A tirare il freno è stata la proposta di legge costituzionale firmata dal capogruppo di Leu Fornaro, con la quale dai tempi del Conte 2 si tenta di rimediare ai danni che il taglio dei parlamentari farà al rapporto tra elettori ed eletti. Si tenta cioè di cancellare la norma della Costituzione per la quale il senato deve essere eletto «a base regionale», visto che con i nuovi numeri le regioni piccole eleggeranno pochissimi senatori (due o tre), limitando in partenza la rappresentanza ai primi due partiti.

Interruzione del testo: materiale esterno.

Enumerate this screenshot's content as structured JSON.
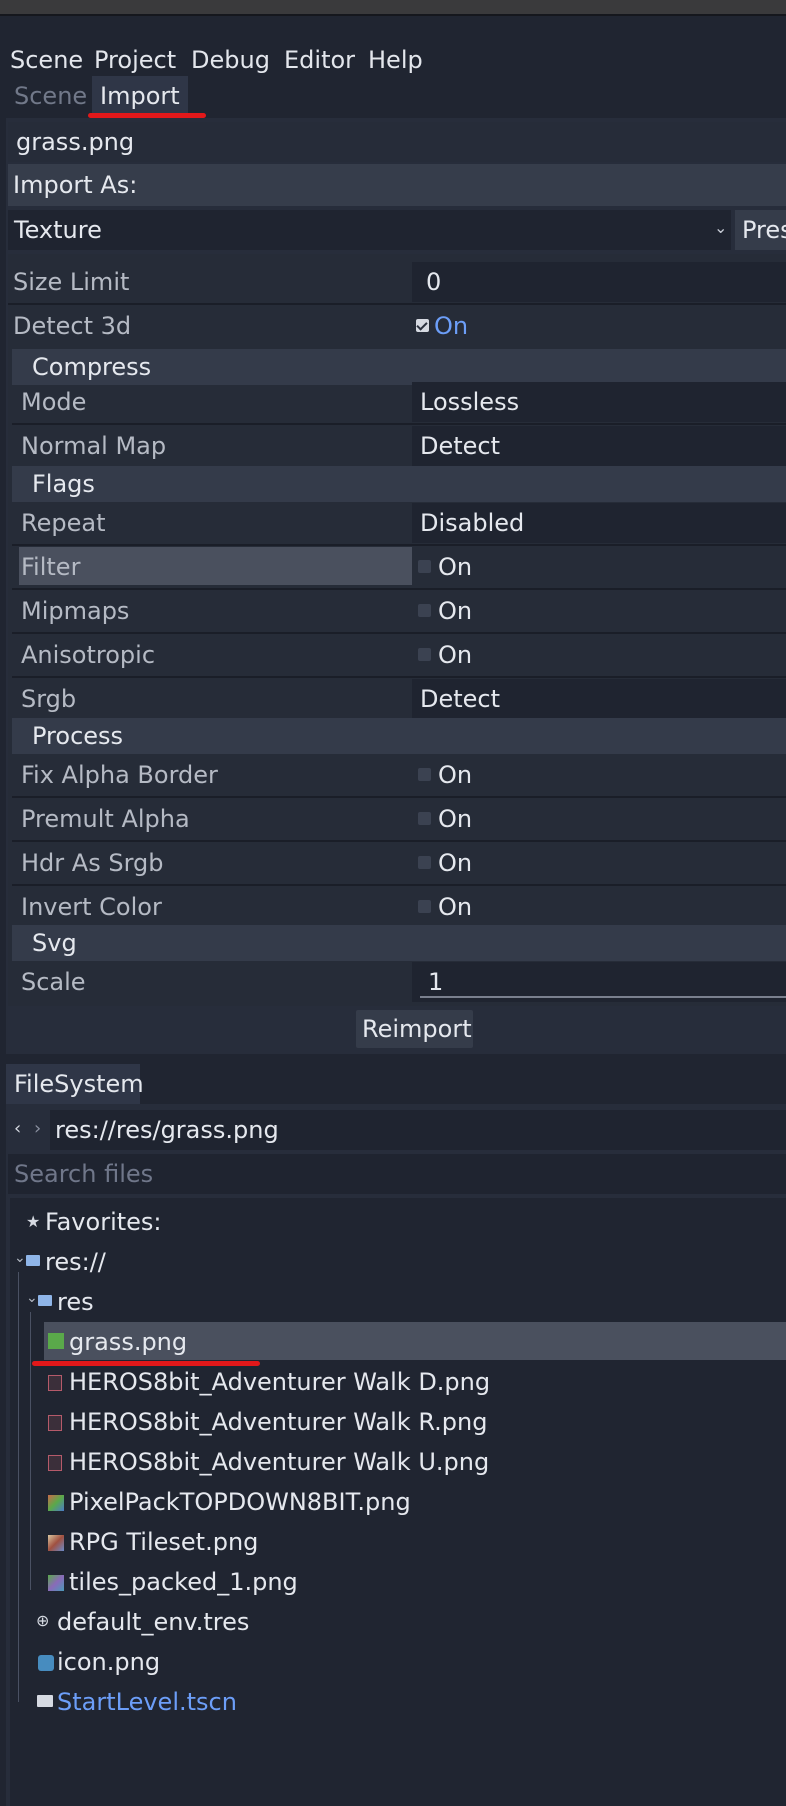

Fornaro ha accettato di rinunciare alla seconda parte del suo disegno di legge, quella nella quale riduceva proporzionalmente ai parlamentari anche il numero dei delegati regionali che eleggono il presidente della Repubblica, per venire incontro alla Lega. Ma la Lega si è messa di traverso anche alla prima parte, malgrado una nuova formulazione della legge – che riprende la formula prevista per la camera, «il senato è eletto a suffragio universale e diretto» – avrebbe demandato l’assegnazione dei seggi alla legge ordinaria. «Abbiamo bloccato un tentativo strisciante di aprire la strada al proporzionale», spiega il capogruppo della Lega in commissione, Iezzi. «Abbiamo già una legge applicabile ed è il Rosatellum». Su questa posizione di difesa interessata del maggioritario anche Fratelli d’Italia, gli ex grillini di Alternativa e – si vedrà oggi nel voto – forse anche Forza Italia. Così può slittare ancora l’approdo in aula di questa piccola, ma decisiva riforma costituzionale. Torna a compattarsi il centrodestra, anche su un’altra proposta costituzionale: il semi presidenzialismo in una versione puramente di bandiera proposta da Giorgia Meloni. Riforma in questo caso enorme, ma buona solo per la propaganda. Avrebbe bisogno di tempi lunghi che, nell’ultimo anno della legislatura, non ci sono più.